Em áreas urbanas atingidas por desastres, a melhor abordagem muitas vezes consiste em não levar suprimentos emergenciais. "Nas cidades, não levamos ajuda à população. O que precisamos fazer é facilitar o acesso à ajuda. Por exemplo, não temos que transportar caminhões de alimentos para a população, mas ajudar a colocar os mercados e feiras em funcionamento", disse Sitko.

Dan Lewis, diretor da unidade de redução de riscos urbanos da UM-Habitat, disse que o sistema humanitário está aprendendo pouco a pouco com os erros cometidos em desastres anteriores que atingiram cidades.

Um exemplo desse tipo de desastre foi o terremoto de 2010 no Haiti, quando milhares de moradores de Porto Príncipe que ficaram sem-teto foram transferidos para um acampamento fora da capital, com poucos serviços e sem acesso a trabalho.

NOVA ALIANÇA

Em muitas crises -desde o tsunami no oceano Índico até o tufão Haiyan, que achatou a cidade filipina de Tacloban–, as entidades humanitárias correram para ajudar, sem consultar os governos locais.

A nova aliança global quer retificar essa falha.

Especialistas em trabalho humanitário dizem que a cooperação com autoridades municipais e empresas é cada vez mais importante para responder a crises de refugiados como a do Oriente Médio, onde a maioria dos 5 milhões de sírios que fugiram de seu país em guerra estão vivendo em cidades do Líbano, Jordânia e Turquia.

O fato de eles terem se dispersado entre as comunidades de acolhida faz com que seja mais difícil para as agências humanitárias chegar até as famílias e lhes oferecer o apoio de que precisam para pagar aluguel, comprar alimentos e acessar escolas e saúde.

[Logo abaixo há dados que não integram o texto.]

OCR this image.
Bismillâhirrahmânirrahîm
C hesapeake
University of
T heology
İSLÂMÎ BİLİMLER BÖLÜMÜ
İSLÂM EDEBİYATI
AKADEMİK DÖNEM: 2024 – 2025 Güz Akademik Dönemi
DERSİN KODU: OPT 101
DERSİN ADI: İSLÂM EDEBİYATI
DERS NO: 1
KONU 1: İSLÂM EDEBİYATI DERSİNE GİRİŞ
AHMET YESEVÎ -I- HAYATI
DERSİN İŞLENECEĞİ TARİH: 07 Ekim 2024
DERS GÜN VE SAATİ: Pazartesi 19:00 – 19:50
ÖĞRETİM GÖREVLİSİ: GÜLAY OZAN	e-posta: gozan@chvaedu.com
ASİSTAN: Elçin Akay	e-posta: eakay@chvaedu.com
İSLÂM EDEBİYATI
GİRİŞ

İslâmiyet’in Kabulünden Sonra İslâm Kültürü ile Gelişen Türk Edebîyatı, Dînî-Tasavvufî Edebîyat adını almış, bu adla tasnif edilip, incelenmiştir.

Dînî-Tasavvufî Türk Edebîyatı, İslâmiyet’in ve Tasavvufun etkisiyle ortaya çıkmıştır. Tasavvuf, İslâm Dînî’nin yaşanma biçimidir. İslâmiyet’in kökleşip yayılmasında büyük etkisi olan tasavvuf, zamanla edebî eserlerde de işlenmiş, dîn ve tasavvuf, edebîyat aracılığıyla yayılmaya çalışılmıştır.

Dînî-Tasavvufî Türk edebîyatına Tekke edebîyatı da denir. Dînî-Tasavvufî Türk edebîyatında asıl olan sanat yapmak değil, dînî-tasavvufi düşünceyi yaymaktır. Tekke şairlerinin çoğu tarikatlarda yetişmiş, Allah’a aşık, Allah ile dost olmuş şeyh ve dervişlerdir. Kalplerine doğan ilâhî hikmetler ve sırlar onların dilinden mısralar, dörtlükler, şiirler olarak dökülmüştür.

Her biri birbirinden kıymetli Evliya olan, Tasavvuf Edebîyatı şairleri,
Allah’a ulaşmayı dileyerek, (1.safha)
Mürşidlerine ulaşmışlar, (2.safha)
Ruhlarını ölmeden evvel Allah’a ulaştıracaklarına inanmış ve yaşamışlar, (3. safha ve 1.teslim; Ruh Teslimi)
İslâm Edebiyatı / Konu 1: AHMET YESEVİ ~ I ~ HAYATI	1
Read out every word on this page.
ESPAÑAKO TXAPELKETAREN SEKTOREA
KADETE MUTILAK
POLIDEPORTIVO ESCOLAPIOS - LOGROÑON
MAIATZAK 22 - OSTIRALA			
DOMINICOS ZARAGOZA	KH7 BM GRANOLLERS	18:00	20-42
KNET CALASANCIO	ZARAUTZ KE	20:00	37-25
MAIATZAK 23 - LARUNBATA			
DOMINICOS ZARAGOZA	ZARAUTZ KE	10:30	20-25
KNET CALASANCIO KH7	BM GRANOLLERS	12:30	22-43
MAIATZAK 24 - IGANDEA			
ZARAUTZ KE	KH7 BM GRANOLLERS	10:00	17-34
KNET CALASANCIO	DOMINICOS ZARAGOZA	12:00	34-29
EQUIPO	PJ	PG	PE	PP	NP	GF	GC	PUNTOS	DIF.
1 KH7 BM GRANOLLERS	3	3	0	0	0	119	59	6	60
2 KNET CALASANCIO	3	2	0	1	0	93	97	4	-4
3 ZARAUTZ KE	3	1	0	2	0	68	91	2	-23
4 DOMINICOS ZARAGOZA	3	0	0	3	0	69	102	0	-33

Isso requer inovação. A World Vision, por exemplo, tem um projeto no vale do Bekaa, no Líbano, que dá a jovens sírios e libaneses experiência na gestão de dejetos sólidos e na reciclagem de materiais. O projeto promove a aproximação entre os jovens e lhes ensina habilidades, além de beneficiar a saúde pública local e a infraestrutura municipal.

"É preciso atender todos os grupos diferentes", disse Aline Rahbany, assessora de programação urbana da World Vision. "Se você só ajudar um grupo, isso pode acabar sendo prejudicial, por gerar mais tensões sociais e conflitos na cidade."